Prove derivative by induction

Question

$f:(0, \infty) \rightarrow \mathbb{R}$

$f(x) = \sqrt{x}$

a) Calculate the first four derivatives

$f'(x) = \frac{1}{2}\cdot \frac{1}{\sqrt{x}}$

$f''(x) = -\frac{1}{4}\cdot \frac{1}{\sqrt{x^3}}$

$f'''(x) = \frac{3}{8}\cdot \frac{1}{\sqrt{x^5}}$

$f''''(x) = -\frac{15}{16}\cdot \frac{1}{\sqrt{x^7}}$

b) Prove by induction that the following formula holds true:

$f^{(k)}(x) = \frac{(-1)^{k+1}}{2^k}\cdot\prod^{k-1}_{j=1}(2j-1)\cdot\frac{1}{\sqrt{x^{2k-1}}}$

Base Case: $k=1$:

$f'(x) = \frac{(1)}{2}\cdot\prod^{0}_{j=1}(2j-1)\cdot\frac{1}{\sqrt{x}} = \frac{1}{2}\cdot\frac{1}{\sqrt{x}}$

Inductive Hypothesis(IH): Assumption holds true for some k.

Inductive step:

$k \rightarrow k+1$

to show:

$f^{(k+1)}(x) = \frac{(-1)^{k+2}}{2^k+1}\cdot\prod^{k}_{j=1}(2j-1)\cdot\frac{1}{\sqrt{x^{2k+1}}}$

$\frac{(-1)^{k+2}}{2^k+1}\cdot\prod^{k}_{j=1}(2j-1)\cdot\frac{1}{\sqrt{x^{2k+1}}} \\ = \frac{(-1)^{k+1}}{2^k}\cdot\frac{-1}{2} \cdot(2k-1)\cdot\prod^{k-1}_{j=1}(2j-1)\cdot\frac{1}{\sqrt{x^{2k-1}}}\cdot \frac{1}{\sqrt{x^2}} \\ = [\frac{(-1)^{k+1}}{2^k}\cdot\prod^{k-1}_{j=1}(2j-1)\cdot\frac{1}{\sqrt{x^{2k-1}}}] \cdot\frac{-1}{2}\cdot(2k-1)\frac{1}{\sqrt{x^2}} \\ =^{IH} f^{(k)}(x) \cdot \frac{-1}{2}\cdot(2k-1)\frac{1}{\sqrt{x^2}} \\ = f^{(k)}(x) \cdot (-k+\frac{1}{2})\cdot \frac{1}{|x|} \text{since x $\in$ $(0, \infty)$} \\ = f^{(k)}(x) \cdot [(-k+\frac{1}{2})\cdot \frac{1}{x}]$

This means that to get from one derivative to the next, the factor at the end will be multiplied.

So how do I go on from here?

Usually I would start from the left side.
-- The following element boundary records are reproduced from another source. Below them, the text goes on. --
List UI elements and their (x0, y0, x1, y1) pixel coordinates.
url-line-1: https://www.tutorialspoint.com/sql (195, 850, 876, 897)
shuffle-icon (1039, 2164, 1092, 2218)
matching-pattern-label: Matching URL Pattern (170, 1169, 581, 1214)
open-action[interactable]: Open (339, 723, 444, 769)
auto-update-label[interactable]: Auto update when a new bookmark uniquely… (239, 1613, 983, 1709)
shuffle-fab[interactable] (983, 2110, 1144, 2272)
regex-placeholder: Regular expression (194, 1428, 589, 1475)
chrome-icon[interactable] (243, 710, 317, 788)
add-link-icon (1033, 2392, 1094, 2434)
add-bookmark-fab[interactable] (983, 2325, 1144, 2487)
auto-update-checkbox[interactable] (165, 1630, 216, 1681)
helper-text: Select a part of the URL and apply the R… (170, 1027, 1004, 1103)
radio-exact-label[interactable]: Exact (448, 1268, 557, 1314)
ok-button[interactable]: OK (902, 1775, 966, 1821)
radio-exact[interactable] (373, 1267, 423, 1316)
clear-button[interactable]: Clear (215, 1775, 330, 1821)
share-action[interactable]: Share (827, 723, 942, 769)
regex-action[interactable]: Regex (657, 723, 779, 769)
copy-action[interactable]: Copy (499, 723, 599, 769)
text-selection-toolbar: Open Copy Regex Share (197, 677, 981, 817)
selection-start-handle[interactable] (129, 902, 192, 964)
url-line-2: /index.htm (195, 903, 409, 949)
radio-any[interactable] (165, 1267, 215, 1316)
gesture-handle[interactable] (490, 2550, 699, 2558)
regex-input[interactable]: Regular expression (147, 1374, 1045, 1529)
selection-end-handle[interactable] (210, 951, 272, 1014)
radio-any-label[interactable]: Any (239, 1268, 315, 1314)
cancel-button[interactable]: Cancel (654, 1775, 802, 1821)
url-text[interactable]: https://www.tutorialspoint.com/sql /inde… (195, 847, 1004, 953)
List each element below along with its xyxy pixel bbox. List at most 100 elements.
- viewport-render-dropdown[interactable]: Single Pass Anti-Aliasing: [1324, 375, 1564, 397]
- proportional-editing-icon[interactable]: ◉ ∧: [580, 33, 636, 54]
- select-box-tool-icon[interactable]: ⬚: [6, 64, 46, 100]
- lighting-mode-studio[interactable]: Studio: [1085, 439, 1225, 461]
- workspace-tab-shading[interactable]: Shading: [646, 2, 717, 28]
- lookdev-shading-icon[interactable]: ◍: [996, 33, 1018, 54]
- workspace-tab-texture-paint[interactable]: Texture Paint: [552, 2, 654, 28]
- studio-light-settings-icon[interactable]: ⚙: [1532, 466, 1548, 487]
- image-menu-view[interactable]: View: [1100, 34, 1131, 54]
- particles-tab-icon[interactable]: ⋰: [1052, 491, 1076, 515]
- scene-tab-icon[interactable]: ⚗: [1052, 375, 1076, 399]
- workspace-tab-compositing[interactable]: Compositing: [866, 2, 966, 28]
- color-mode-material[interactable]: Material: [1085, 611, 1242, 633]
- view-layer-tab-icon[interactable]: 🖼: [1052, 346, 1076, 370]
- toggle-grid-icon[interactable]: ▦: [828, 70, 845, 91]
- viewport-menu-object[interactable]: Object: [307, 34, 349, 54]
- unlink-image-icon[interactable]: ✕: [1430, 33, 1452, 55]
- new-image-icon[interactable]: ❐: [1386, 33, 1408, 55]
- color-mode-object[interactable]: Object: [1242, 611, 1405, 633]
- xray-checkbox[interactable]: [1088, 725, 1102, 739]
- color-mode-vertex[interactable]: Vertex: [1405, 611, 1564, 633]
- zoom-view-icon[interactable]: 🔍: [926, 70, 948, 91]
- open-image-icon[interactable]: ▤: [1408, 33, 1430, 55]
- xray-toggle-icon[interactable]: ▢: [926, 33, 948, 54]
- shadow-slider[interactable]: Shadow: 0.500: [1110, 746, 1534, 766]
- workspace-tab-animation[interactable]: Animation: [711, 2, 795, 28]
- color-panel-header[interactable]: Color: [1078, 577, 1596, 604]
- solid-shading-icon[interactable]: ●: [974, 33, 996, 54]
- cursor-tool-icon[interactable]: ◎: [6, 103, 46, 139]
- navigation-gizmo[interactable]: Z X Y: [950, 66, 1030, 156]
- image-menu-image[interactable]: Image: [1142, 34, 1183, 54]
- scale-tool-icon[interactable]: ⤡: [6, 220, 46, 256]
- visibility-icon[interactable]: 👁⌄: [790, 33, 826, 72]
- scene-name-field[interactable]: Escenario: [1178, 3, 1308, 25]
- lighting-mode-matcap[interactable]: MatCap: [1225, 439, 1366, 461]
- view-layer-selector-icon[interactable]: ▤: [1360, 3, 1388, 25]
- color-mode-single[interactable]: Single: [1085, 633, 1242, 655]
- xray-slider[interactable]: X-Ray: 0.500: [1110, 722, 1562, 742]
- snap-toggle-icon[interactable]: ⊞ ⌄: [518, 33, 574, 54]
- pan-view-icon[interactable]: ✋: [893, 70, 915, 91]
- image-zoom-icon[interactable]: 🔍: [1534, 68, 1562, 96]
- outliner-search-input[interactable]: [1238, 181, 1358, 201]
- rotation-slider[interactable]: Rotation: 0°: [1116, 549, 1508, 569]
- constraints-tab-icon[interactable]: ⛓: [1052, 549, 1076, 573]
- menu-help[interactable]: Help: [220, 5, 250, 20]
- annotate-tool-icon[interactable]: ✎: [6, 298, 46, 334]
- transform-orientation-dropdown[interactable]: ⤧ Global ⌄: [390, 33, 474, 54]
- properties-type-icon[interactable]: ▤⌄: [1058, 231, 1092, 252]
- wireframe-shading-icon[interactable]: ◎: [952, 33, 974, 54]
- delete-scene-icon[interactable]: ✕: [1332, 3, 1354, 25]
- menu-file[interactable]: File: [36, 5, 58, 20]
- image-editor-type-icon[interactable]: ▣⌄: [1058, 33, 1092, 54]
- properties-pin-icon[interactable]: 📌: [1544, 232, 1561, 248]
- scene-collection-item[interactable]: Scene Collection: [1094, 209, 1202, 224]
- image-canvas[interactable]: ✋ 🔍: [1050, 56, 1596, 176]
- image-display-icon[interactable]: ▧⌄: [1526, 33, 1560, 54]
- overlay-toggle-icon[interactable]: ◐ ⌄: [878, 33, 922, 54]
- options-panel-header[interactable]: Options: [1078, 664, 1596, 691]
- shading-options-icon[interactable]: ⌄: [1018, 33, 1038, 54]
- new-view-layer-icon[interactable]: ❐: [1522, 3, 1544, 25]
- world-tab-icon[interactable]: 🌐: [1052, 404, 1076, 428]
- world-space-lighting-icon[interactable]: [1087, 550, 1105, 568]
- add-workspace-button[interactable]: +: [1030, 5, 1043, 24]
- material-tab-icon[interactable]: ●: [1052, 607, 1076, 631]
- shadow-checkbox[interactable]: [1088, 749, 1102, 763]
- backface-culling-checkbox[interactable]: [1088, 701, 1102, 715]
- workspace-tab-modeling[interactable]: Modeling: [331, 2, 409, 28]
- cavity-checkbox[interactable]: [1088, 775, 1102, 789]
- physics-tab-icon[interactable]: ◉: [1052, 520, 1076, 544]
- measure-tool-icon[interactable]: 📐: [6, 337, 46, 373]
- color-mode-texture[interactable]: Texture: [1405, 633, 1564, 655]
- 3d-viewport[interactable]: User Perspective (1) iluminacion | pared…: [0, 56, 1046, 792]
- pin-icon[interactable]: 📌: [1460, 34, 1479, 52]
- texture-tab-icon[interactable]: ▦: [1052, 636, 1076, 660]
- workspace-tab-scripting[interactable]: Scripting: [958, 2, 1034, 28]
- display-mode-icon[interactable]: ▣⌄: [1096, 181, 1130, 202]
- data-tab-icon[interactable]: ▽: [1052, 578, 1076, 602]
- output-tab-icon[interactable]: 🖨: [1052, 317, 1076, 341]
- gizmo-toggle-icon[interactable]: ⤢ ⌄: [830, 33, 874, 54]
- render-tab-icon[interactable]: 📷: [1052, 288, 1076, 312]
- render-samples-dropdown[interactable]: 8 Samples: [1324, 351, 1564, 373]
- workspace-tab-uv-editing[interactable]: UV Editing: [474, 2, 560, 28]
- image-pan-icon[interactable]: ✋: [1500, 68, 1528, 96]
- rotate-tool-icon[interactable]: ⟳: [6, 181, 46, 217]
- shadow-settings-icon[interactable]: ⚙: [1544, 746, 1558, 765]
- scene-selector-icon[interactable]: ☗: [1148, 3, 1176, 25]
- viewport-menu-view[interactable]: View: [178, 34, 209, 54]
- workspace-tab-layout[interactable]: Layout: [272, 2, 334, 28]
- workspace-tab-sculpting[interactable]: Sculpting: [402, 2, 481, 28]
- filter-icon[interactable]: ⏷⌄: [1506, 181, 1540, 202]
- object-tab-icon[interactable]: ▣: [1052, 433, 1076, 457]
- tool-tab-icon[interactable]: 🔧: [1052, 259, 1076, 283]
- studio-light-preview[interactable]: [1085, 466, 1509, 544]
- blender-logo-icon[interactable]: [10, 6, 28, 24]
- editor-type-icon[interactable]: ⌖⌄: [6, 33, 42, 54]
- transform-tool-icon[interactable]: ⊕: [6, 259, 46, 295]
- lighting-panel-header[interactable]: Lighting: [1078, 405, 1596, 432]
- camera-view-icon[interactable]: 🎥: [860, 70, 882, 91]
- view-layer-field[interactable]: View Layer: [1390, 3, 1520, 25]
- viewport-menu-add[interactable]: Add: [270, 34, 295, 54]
But if I would start here from the left side I would have to transform $f^{(k+1)}(x)$. And I would have to calculate the derivative over the product symbol.

$f^{(k+1)}(x) = f^{(k)'}(x)$

Answer 1

You start with letting $A=\frac{(-1)^{k+1}}{2^k}\cdot\prod^{k-1}_{j=1}(2j-1)$ (a constant), so \begin{align*} f^{(k)}(x) & = A\cdot\frac{1}{\sqrt{x^{2k-1}}}\\ f^{(k+1)}(x) & = A\cdot\frac{d}{dx}\frac{1}{\sqrt{x^{2k-1}}}\\ & = A\cdot\frac{d}{dx}x^{\frac{1-2k}{2}}\\ & = A\cdot \left(\frac{1-2k}{2}\right) \cdot x^{\frac{1-2k-2}{2}}\\ & = \color{red}{A}\cdot \left(\frac{1-2k}{2}\right) \cdot \frac{1}{\sqrt{x^{2(k+1)-1}}}\\ &= \color{red}{\frac{(-1)^{k+1}}{2^k}\cdot\prod^{k-1}_{j=1}(2j-1)} \left(\frac{1-2k}{2}\right) \cdot \frac{1}{\sqrt{x^{2(k+1)-1}}}\\ &= \frac{(-1)^{k+1}}{2^k}\cdot\prod^{k-1}_{j=1}(2j-1) \color{red}{(-1)\left(\frac{2k-1}{2}\right)} \cdot \frac{1}{\sqrt{x^{2(k+1)-1}}}\\ &= \color{blue}{\frac{(-1)^{k+2}}{2^{k+1}}\cdot\prod^{k}_{j=1}(2j-1)} \cdot \frac{1}{\sqrt{x^{2(k+1)-1}}}. \end{align*}

Answer 2

If$$f^{(k)}(x)=\frac{(-1)^k}{2^k}\prod_{j=1}^{k-1}(2j-1)\frac1{\sqrt{x^{2k-1}}}=\frac{(-1)^k}{2^k}\prod_{j=1}^{k-1}(2j-1)x^{1/2-k},$$then\begin{align}f^{(k+1)}(x)&=\frac{(-1)^k}{2^k}\left(\prod_{j=1}^{k-1}(2j-1)\right)\left(\frac12-k\right)x^{1/2-k-1}\\&=-\frac12\frac{(-1)^k}{2^k}\left(\prod_{j=1}^{k-1}(2j-1)\right)\left(2k-1\right)x^{1/2-(k+1)}\\&=\frac{(-1)^{k+1}}{2^{k+1}}\prod_{j=1}^k(2j-1)\frac1{\sqrt{x^{2(k+1)-1}}}.\end{align}

Answer 3

Hint:

First, I would write the formula in a slightly different way: $$f^{(k)}(x) = \frac{(-1)^{k\color{red}-1}}{2^k}\prod^{k-1}_{j=1}(2j-1)\cdot\frac{1}{\sqrt{x^{2k-1}}}$$

Next, to differentiate $f^{(k)}(x)$, I would use a fractional writing of the exponent of $x$, and use the formula $$\Bigl(\frac1{x^\alpha}\Bigr)'=-\frac \alpha{x^{\alpha+1}}\quad\text{ with }\quad \alpha=\tfrac{2k-1}2.$$ This yields readily $$f^{(k+1)}(x)=\frac{(-1)^k}{2^{k+1}}\prod^{k-1}_{j=1}(2j-1)\cdot(2k-1)\ \frac1{x^{\frac{2k-1}2+1}}.$$